Studdard was happy about that run, but probably the most satisfied players were the men of the Rebel defensive team. Among its many accomplishments, VanDevender intercepted a pass to set up the first Ole Miss touchdown and Linebacker Fred Brister made another score possible with an interception after Studdard's kickoff return. The front four—John Gilliland, Elmer Allen, John Aldridge and Dennis Coleman—opened up holes in the offensive line so that Linebackers Brister and Crowell Armstrong could blitz. They dumped Hayden seven times for losses of 79 yards. And it was Aldridge's recovery of the muffed punt at the Alabama 26 that started Archie toward those last three touchdowns.

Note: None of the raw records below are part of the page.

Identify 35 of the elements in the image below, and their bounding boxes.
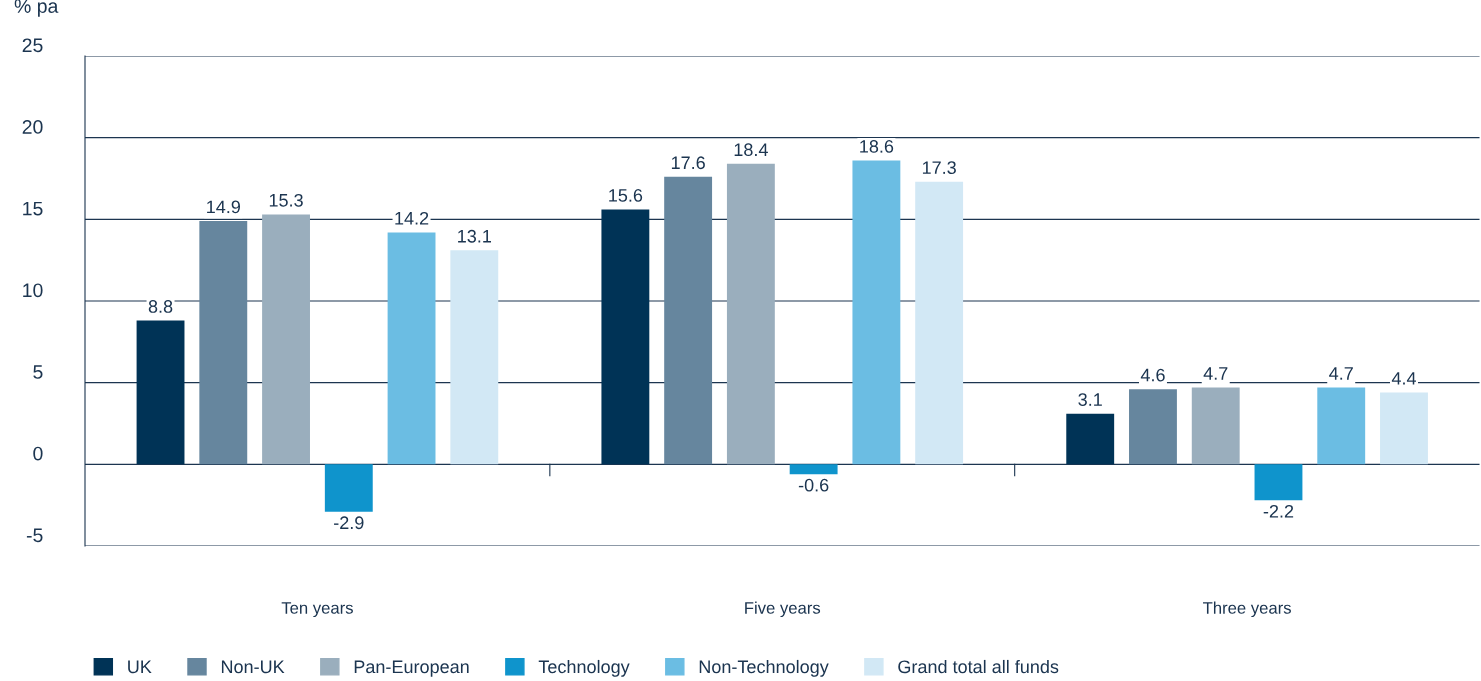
data-label: -0.6 bbox=[798, 478, 829, 492]
data-label: 3.1 bbox=[1078, 393, 1102, 406]
legend-label: Grand total all funds bbox=[898, 659, 1059, 674]
y-axis-title: % pa bbox=[14, 0, 59, 17]
data-label: 15.3 bbox=[269, 193, 303, 207]
data-label: 15.6 bbox=[609, 189, 643, 202]
data-label: 17.3 bbox=[922, 161, 956, 175]
y-tick-label: 15 bbox=[23, 201, 43, 216]
data-label: 14.2 bbox=[395, 211, 429, 225]
y-tick-label: 10 bbox=[23, 283, 43, 298]
data-label: -2.2 bbox=[1263, 504, 1294, 518]
data-label: 4.6 bbox=[1140, 368, 1165, 382]
x-tick-label: Ten years bbox=[281, 602, 353, 618]
legend-label: UK bbox=[128, 660, 152, 674]
data-label: 4.4 bbox=[1391, 372, 1417, 385]
data-label: 14.9 bbox=[207, 200, 241, 214]
data-label: 8.8 bbox=[148, 300, 173, 313]
legend-label: Non-Technology bbox=[699, 659, 829, 677]
data-label: -2.9 bbox=[334, 516, 364, 530]
data-label: 18.4 bbox=[734, 143, 768, 157]
data-label: 13.1 bbox=[458, 229, 491, 243]
legend-label: Non-UK bbox=[221, 660, 285, 674]
legend-label: Technology bbox=[538, 659, 630, 677]
data-label: 17.6 bbox=[671, 156, 705, 170]
x-tick-label: Five years bbox=[745, 601, 821, 618]
y-tick-label: -5 bbox=[26, 528, 43, 543]
data-label: 4.7 bbox=[1329, 367, 1353, 380]
data-label: 4.7 bbox=[1203, 367, 1228, 380]
legend-label: Pan-European bbox=[354, 660, 469, 677]
y-tick-label: 20 bbox=[22, 120, 43, 134]
x-tick-label: Three years bbox=[1203, 601, 1291, 618]
y-tick-label: 25 bbox=[22, 38, 43, 53]
y-tick-label: 5 bbox=[33, 365, 43, 379]
y-tick-label: 0 bbox=[33, 446, 43, 461]
data-label: 18.6 bbox=[860, 140, 894, 153]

During one stretch in the second half, Manning worked the option play about as well as a quarterback can. First, after taking possession at the Tide 26, he moved Ole Miss to the 12, then passed to Studdard for a touchdown and a 34-17 lead with 11:54 left in the fourth quarter. Later, after Alabama stalled and punted, he took the Rebels 68 yards in nine plays for another score. The big gainer was Manning's 29-yard pass to Floyd Franks, and it was Archie who rolled out to his right and circled end for the final nine yards, sore leg and all. The Tide made one last-gasp touchdown and tried an onside kick, but five plays later Ole Miss scored again. Manning closed in on this one by running to his left, stopping, sprinting again, then lofting a pass over the Alabama secondary to Franks, who was tackled at the one. Bob Knight carried the ball in.
The Rebels travel to Georgia this week for their toughest road game to date. Looming ahead are difficult sessions with Houston and Louisiana State. After the Alabama game neither Archie nor Vaught wanted to say where they thought Ole Miss belonged in the national rankings, but their smiles indicated that they might be inclined to agree with the President of the United States. Aboard the U.S.S. Saratoga in the Mediterranean last week, some sailors asked Mr. Nixon about the football situation at home.
"Well, Texas looks pretty good with that Worster," said the President. Then he pumped his right arm as if he were trying a forward pass and added, "But watch out for Mississippi and that...ah...ah...ah...that Archie Manning."
O.K., Mr. President, see you down in Mississippi. And don't forget your Archie button.